L.A. loves CicLAvia, Long Beach Would Love Ciclovía
Of course, I initially received very respectful responses from many of our city’s leaders, all of which focused on cost. Bicycle Coordinator Allan Crawford worked with Bike Long Beach not too long ago to begin looking at a route traversing Broadway, heading up to Anaheim, and ending in near Martin Luther King Park.
A 4-mile stretch to the street closing tune of $100K.
Tony and I—along with Long Beach Post Executive Editor Sarah Bennett (Councilmember Gary DeLong backed out last second)—knew that this talk of money was to be unavoidable but that, if we don’t take some form of a step forward, the idea would remain stagnant. So Tony retorted back with a question of his own: “Wanna go for a ride to see where we can put this thing?”
And that’s precisely what we did.
Starting at Berlin in the East Village Arts District and heading east on 4th, it became clear that it wasn’t neighborhoods which Long Beach lacked; pretty much every stretch of road—even including a business-less stretch of 2nd Street—would make for a beautiful Ciclovía. This was, at least in our minds, to our benefit: we can tighten the route to a more specific area, still keep the idea of activating a neighborhood in mind, and keep costs to a minimum.
This activation concept—utilizing, much like CicLAvia, business districts within the route to help generate foot traffic—was important to all of us. While riding through Belmont Shore, I particularly felt that 2nd Street needn’t be part of the inaugural route; after all, one of the most beautiful aspects of CicLAvia was the diversity of traffic, with many walkers and skaters as well as casual bikers who often left their wheels to meander through businesses. Given the closure or partial closure of the street for events almost monthly, we all agreed that stretches of Broadway, 4th, Anaheim, Pine, and even perhaps parts of North Long Beach needed far more foot traffic.

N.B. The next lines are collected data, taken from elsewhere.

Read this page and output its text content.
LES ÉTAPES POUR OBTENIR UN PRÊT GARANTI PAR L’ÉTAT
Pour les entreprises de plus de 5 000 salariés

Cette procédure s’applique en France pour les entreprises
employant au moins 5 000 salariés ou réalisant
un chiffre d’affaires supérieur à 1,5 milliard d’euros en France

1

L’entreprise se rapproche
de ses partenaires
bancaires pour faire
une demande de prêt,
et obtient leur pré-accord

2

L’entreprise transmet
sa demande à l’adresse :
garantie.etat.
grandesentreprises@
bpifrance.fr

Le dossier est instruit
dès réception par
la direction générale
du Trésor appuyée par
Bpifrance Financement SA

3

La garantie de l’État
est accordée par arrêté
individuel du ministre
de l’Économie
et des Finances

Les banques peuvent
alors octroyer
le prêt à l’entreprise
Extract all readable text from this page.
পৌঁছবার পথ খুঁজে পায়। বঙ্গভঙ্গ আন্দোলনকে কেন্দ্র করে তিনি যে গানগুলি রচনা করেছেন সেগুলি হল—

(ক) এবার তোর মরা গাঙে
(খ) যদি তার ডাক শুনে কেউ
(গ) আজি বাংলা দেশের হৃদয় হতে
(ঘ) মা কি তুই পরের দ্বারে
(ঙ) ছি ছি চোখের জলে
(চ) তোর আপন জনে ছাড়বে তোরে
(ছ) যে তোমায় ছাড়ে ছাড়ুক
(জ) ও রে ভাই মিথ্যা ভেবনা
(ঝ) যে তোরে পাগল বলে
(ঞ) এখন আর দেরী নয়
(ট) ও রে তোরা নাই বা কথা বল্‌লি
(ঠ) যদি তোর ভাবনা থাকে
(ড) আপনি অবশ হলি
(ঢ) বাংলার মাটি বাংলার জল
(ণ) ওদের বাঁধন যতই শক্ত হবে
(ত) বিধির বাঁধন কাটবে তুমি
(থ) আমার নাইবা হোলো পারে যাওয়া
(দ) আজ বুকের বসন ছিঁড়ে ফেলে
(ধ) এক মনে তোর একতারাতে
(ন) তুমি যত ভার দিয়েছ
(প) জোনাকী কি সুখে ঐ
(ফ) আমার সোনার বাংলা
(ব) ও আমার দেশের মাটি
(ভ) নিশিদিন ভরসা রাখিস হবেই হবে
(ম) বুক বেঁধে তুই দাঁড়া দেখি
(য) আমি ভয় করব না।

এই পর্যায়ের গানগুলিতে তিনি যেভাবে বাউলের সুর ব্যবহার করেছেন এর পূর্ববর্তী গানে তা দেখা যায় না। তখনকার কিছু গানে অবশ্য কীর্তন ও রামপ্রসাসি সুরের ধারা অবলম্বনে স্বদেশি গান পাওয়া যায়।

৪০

Secondly, the tight-knit business associations associated with these stretches of streets could be financially beneficial—and at this point, every penny counts. Kirsten Kansteiner, owner of Berlin and Portfolio Coffeehouse—both on 4th—showed clear support of the idea while chatting before we ventured on our some 11 mile ride (not to mention that, beyond being an bike ally, she’s had small street closure experience within Retro Row). The mantra “Keep it Long Beach” is of no mythical origin; it’s entirely true and if we don’t involve local business, all three of us were certain the project would be inept.
This became a particularly driven point while riding along Vista, the first street focused on bike safety and sharing in Long Beach while being Tony’s first pet project as Bike Ambassador: if Long Beach is to have a Ciclovía, it has to be a public-private partnership. To have the city take on the burden entirely is not just unfair, its not Long Beach (L.A. should be both proud and understanding of its privilege that the city was able to take on CicLAvia’s costs initially). Many names—the Port of Long Beach, Downtown Long Beach Associates, Molina Healthcare—were thrown around as possible supporters of the endeavor and we knew, in essence, it was possible.
That was key: less banter, more possibility.
And though we knew that the lingering thought of dollar bills was always present, the more we rode, the more possible it felt. We have the community, we have the interest, we have the businesses, we have the neighborhoods, we have multiple routes we can consider. and, at least for me, we have the city—they have our backs on this, almost undoubtedly. What it comes down to is a larger structural support beyond the city… So to Long Beach private powerhouses: Tony and I are lookin’ at you.